In South Africa the total morphine consumption in 2005 was 1.96mg per capita, including the private sector.

“This is against the estimated need of 26mg per capita. It is clear that we need to change our systems and perhaps even our regulations so that morphine can become more accessible,” he said.

“There are also proposals (from the conference) on how to ensure that patients who need pain control can access help.”

This meant that the issue of access to morphine was critical.

“We do need, in our palliative care policy which we are busy formulating, to outline how we will make access to morphine easier while ensuring that it is not abused,” Motsoaledi said.

He said nurses working in palliative care should be able to administer the Schedule 6 substance to patients with chronic and terminal illnesses at home and in hospices.
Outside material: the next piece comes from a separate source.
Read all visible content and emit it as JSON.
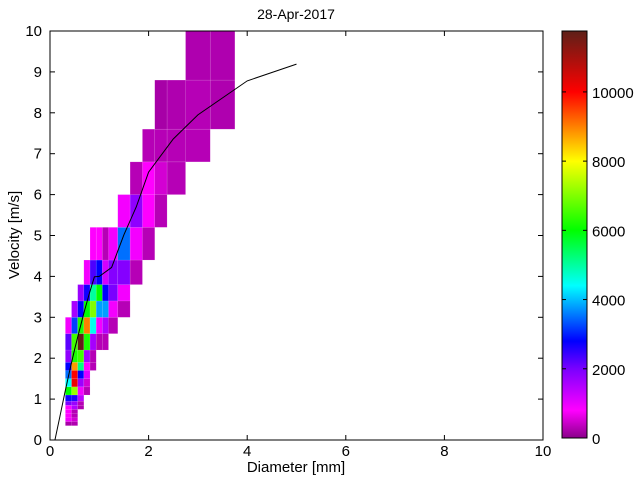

“Access to the drug by palliative care practitioners will only bring dignity to our people who have lost hope in life; people who would have otherwise applied for assisted suicide.

Dhlomo said he was aware that nurses in Uganda were empowered to administer morphine.

“As South Africa we need to have a dialogue to establish why our nurses cannot do the same here. If it is working very well in a country with limited resources like Uganda, I really don’t see why it can’t work here. We should in the same approach recognise that the practice of palliative care in our country will be augmented by realising that we need to empower professional nurses to be able to dispense and administer morphine as Uganda has been doing for years,” he said.

Dr Joey Gouws, the registrar of medicines at the Medicines Control Council (MCC), said morphine was highly controlled and no nurse could be allowed to handle the drug without proper training.

“Paramedics administer morphine because applications and presentations were done, with the MCC. The MEC, if he wants nurses to administer the drug, all proper channels will have to be followed. The Nursing Council will have to make presentations as to why the nurses needed to handle the drug.”

Professor Sean Davison, executive committee member of Dying with Dignity, who is known for helping his terminally ill mother end her life, said giving morphine to the terminally ill was a good idea but stressed that people should always be given the space to make decisions.

“For some patients, this would not be an answer to their pain. An example is the late IFP MP, Mario Oriani-Ambrosini, who made a different choice in dealing with pain. He could have taken morphine but he didn’t,” Davison said.

Ambrosini took his life after battling with terminal lung cancer, having rejected chemotherapy as a treatment option.

Dr Liz Gwyther, HPCA chief executive and an opponent of assisted suicide, said pain management was the key to caring for chronic condition patients.

However, strict controls from the International Narcotics Control Board and local health regulations made it difficult for patients to access it.

“We are proposing that nurses with training in pain management can prescribe morphine,” she said.